Pressemitteilung zu Schulbau: Kampfansage aus München oder Wunsch der Beendigung eines Alleinstellungsmerkmals nach Berlin?

In München wurden letzte Woche 2,4 Milliarden Euro für das zweite Schulbauprogramm beschlossen. Damit werden 38 Bauprojekte realisiert und so 42 Schulen neu gebaut, saniert oder erweitert (siehe http://www.sueddeutsche.de/muenchen/stadtrat-bildungspolitiker-denken-nicht-mehr-in-millionen-sondern-in-milliarden-1.3575008). Zitat aus dem Artikel: "Deutschland schaut auf uns und beneidet uns."
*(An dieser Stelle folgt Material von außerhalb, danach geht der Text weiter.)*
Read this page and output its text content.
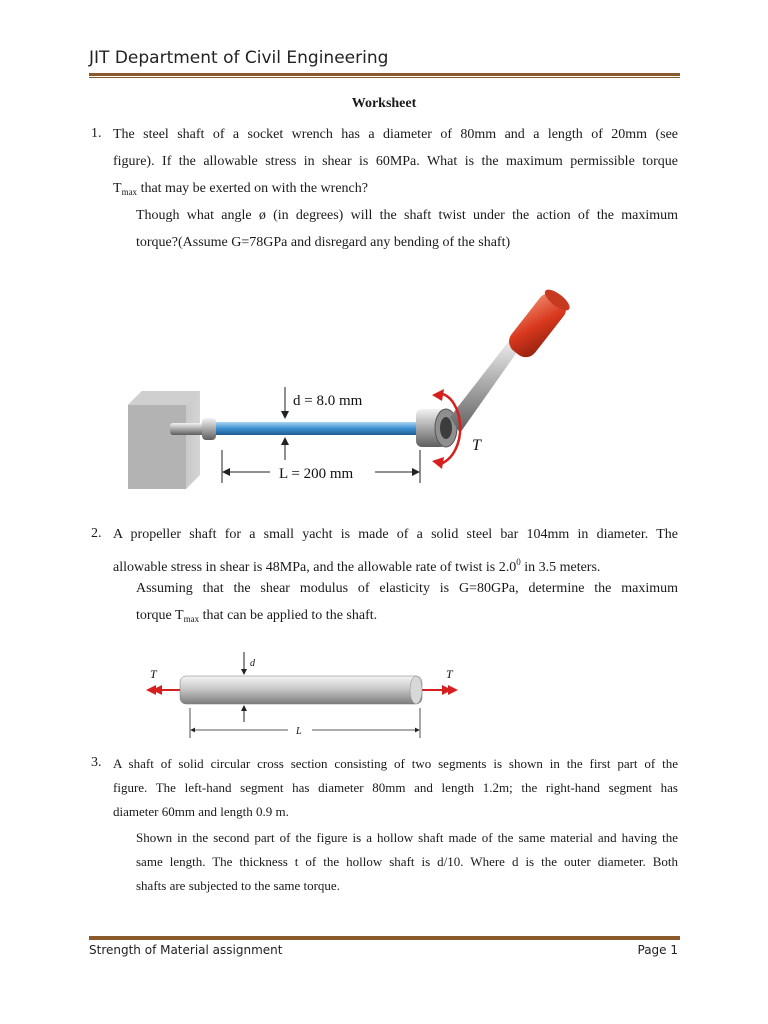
JIT Department of Civil Engineering
Worksheet
1. The steel shaft of a socket wrench has a diameter of 80mm and a length of 20mm (see
figure). If the allowable stress in shear is 60MPa. What is the maximum permissible torque
$T_{max}$ that may be exerted on with the wrench?
Though what angle ø (in degrees) will the shaft twist under the action of the maximum
torque?(Assume G=78GPa and disregard any bending of the shaft)
d = 8.0 mm
L = 200 mm
T
2. A propeller shaft for a small yacht is made of a solid steel bar 104mm in diameter. The
allowable stress in shear is 48MPa, and the allowable rate of twist is $2.0^0$ in 3.5 meters.
Assuming that the shear modulus of elasticity is G=80GPa, determine the maximum
torque $T_{max}$ that can be applied to the shaft.
T	T
d
L
3. A shaft of solid circular cross section consisting of two segments is shown in the first part of the
figure. The left-hand segment has diameter 80mm and length 1.2m; the right-hand segment has
diameter 60mm and length 0.9 m.
Shown in the second part of the figure is a hollow shaft made of the same material and having the
same length. The thickness t of the hollow shaft is d/10. Where d is the outer diameter. Both
shafts are subjected to the same torque.
Strength of Material assignment	Page 1
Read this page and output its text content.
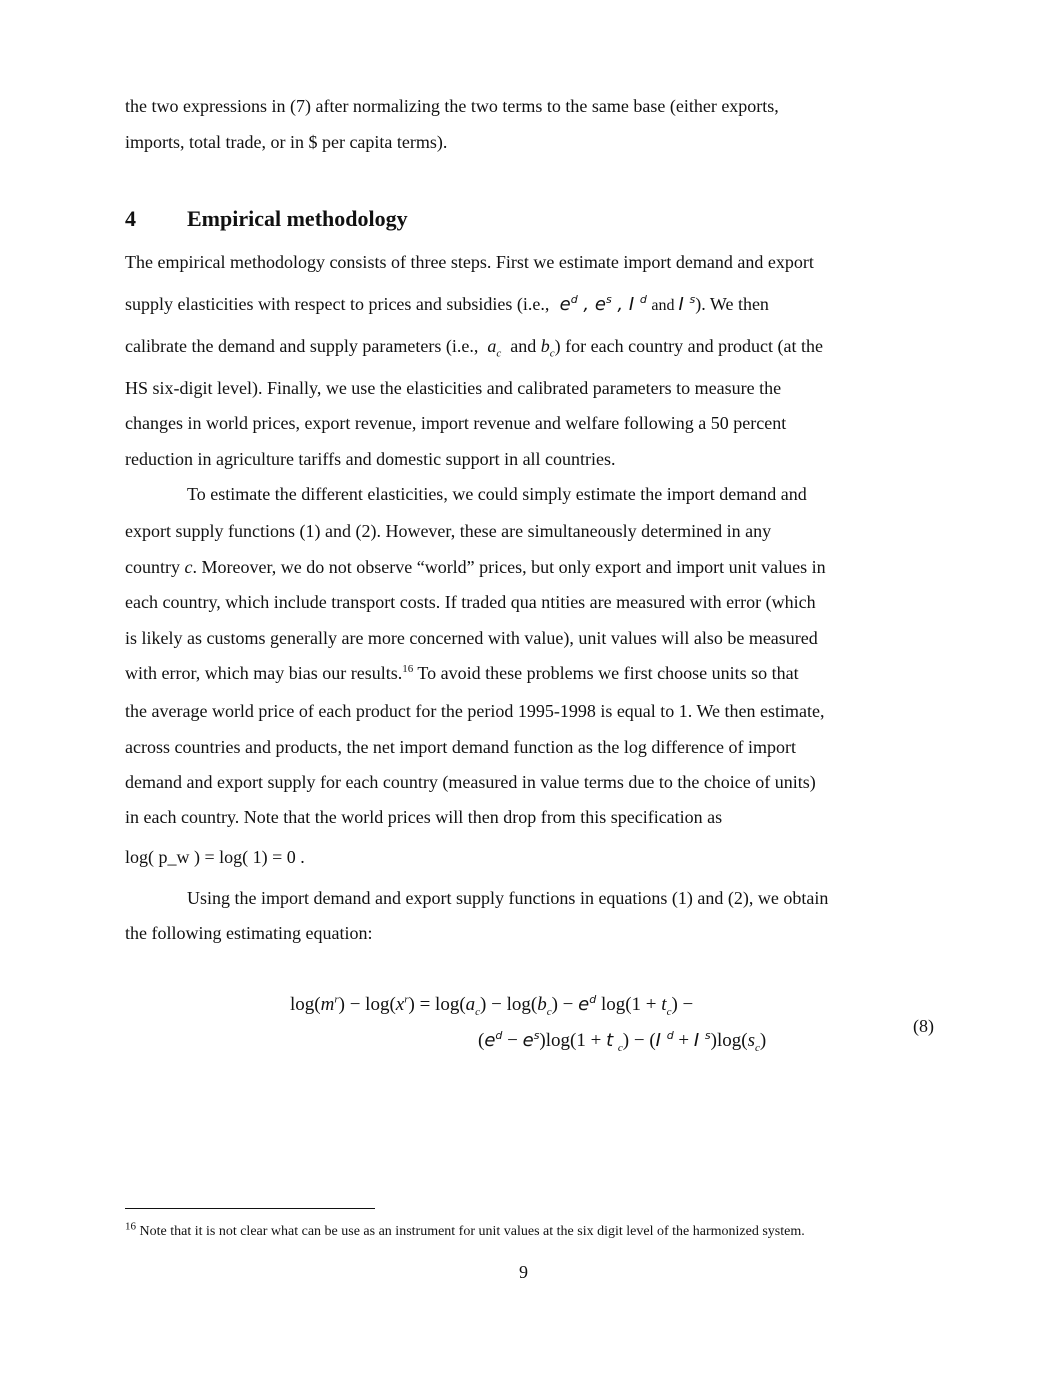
the two expressions in (7) after normalizing the two terms to the same base (either exports,
imports, total trade, or in $ per capita terms).
4 Empirical methodology
The empirical methodology consists of three steps. First we estimate import demand and export
supply elasticities with respect to prices and subsidies (i.e.,  $e^d$ , $e^s$ , I $^d$ and I $^s$). We then
calibrate the demand and supply parameters (i.e.,  $a_c$ and $b_c$) for each country and product (at the
HS six-digit level). Finally, we use the elasticities and calibrated parameters to measure the
changes in world prices, export revenue, import revenue and welfare following a 50 percent
reduction in agriculture tariffs and domestic support in all countries.
To estimate the different elasticities, we could simply estimate the import demand and
export supply functions (1) and (2). However, these are simultaneously determined in any
country c. Moreover, we do not observe “world” prices, but only export and import unit values in
each country, which include transport costs. If traded qua ntities are measured with error (which
is likely as customs generally are more concerned with value), unit values will also be measured
with error, which may bias our results.$^{16}$ To avoid these problems we first choose units so that
the average world price of each product for the period 1995-1998 is equal to 1. We then estimate,
across countries and products, the net import demand function as the log difference of import
demand and export supply for each country (measured in value terms due to the choice of units)
in each country. Note that the world prices will then drop from this specification as
log( p_w ) = log( 1) = 0 .
Using the import demand and export supply functions in equations (1) and (2), we obtain
the following estimating equation:
$\log(m^r) - \log(x^r) = \log(a_c) - \log(b_c) - e^d$ $\log(1 + t_c)$ −
$(e^d - e^s)\log(1 + t$ $_c$) − (I $^d$ + I $^s)\log(s_c)$
(8)
$^{16}$ Note that it is not clear what can be use as an instrument for unit values at the six digit level of the harmonized system.
9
In der Tat schaut auch der Landeselternausschuss neidisch nach München und wartet gespannt auf den 11.07., wenn im Senat Vorlagen zum Doppelhaushalt 2018/2019 gemacht werden sollen und dann auch klar ist, wie Berlin das Thema Schulbau finanziell angehen wird.

München investiert 4 Milliarden Euro bis 2030 in Schulbau, das sind 300 Millionen Euro pro Jahr. In München rechnet man bis 2030 mit zusätzlich 11.000 Schüler_innen. Berlin möchte nach aktuellem Kenntnisstand 5,5 Milliarden in 10 Jahren investieren, das sind 550 Millionen pro Jahr für Schulneubau und Abbau des Sanierungsstaus. In Berlin sind es zusätzlich 75.000 Schüler_innen bis zum Schuljahr 2024/2025. „Man muss keinen Leistungskurs in Mathematik belegt haben, um zu sehen, dass es hier irgendwie ein Missverhältnis gibt.“, so Norman Heise, Vorsitzender des Landeselternausschusses.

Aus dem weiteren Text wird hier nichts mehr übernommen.